Here are a few tips, good for the holiday season and all year through.
- Wait to go through your mail until you have a few uninterrupted moments. Glancing through a stack gives you the false impression that you’ve done something with it. It sends your brain a message that you can move on to other activities, and your unprocessed mail then becomes clutter.
- Immediately recycle everything that doesn’t require your action. Here’s where it gets tricky. Go ahead and put those catalogs in the recycling bin. WHHAATT??? If you don’t look at them between now and the next recycling day, chances are that Williams Sonoma, LL Bean and Victoria Secret will send you three more by next week.
- If you receive a charity notice that you intend to donate to, then immediately place the donation request with your bills, since it requires nearly the same actions as bill paying.
- Define a designated space for your bills. Ensure that bills have a unique place in your office, on your kitchen counter, or somewhere special. Ideally, keep your bills standing up vertically, so they aren’t easily covered by tomorrow’s mail. Paying bills may not be on the top of your list right now, but you don’t want your gift budget to be spent on paying late fees!
- Be ruthless. If you aren’t sure if you need to keep something, then don’t keep it. This is especially true if you know you can request it again from the internet or another source. There are relatively few mail items that are irreplaceable or vital records.
There is a lot to get excited about this time of year, but losing your sanity over mail overload shouldn’t make the list.
Oooh, so excited. I am usually not very organized at home, but I’m great at sorting mail! I always immediately toss catalogs into the recycle bin. I already know that I wasn’t thinking about purchasing something, so anything that grabs my interest is just another thing that I DON’T NEED! Okay, I do keep the Justice catalogs for my 9-year-old, because she does enjoy looking through them. I get LLBean catalogs too, which is funny to me because I don’t think that I dress like that ever, at all. It must be because I lived in Colorado once. 🙂 Thanks, as always, for the great advice!

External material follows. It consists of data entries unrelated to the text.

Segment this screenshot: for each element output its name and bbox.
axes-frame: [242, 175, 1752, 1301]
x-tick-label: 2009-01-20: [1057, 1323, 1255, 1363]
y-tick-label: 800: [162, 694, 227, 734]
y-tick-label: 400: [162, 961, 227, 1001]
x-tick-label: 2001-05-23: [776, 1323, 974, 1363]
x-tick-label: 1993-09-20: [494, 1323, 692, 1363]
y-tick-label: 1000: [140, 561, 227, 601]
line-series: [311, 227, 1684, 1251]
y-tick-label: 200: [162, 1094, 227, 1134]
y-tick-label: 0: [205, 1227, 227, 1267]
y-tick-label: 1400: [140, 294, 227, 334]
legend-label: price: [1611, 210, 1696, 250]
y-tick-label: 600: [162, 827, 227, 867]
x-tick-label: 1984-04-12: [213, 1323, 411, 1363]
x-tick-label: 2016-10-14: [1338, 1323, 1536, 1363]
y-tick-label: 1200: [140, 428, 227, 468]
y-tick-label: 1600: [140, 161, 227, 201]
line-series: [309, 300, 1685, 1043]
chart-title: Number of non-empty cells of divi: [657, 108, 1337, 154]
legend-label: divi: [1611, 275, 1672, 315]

I know what you mean about keeping some of the catalogs for the kids. There are a few that we keep because we cut out outfits for paper dolls. That’s not clutter, that’s just fun!
Darla,
Great post! I definitely have done no 2. for a while. Our recycling bin is in the garage and I pick up from a PO Box so the mail is in my car and unwanted junk mail does not make it into the house – hooray!
No. 4. is definitely one for me to work on. I end up with a couple of ‘action’ piles, which currently are sitting on the kitchen counter and in basket in my office respectively. Going to make a formal place for this cause this has been annoying me for a while.
It’s important – this causes people a lot of stress that nobody needs.
Have a great Christmas Season!
Sarah
Sara, good luck on pinning down those piles. If you have an upright napkin holder, you know, the kind that is shaped like a U, that can be a great frugal tool for keeping bills upright. If you have more than will fit in a napkin holder, you might be keeping too much stuff in your action pile. Then again, you might need a basket or other holder. Good luck and let me know how it goes.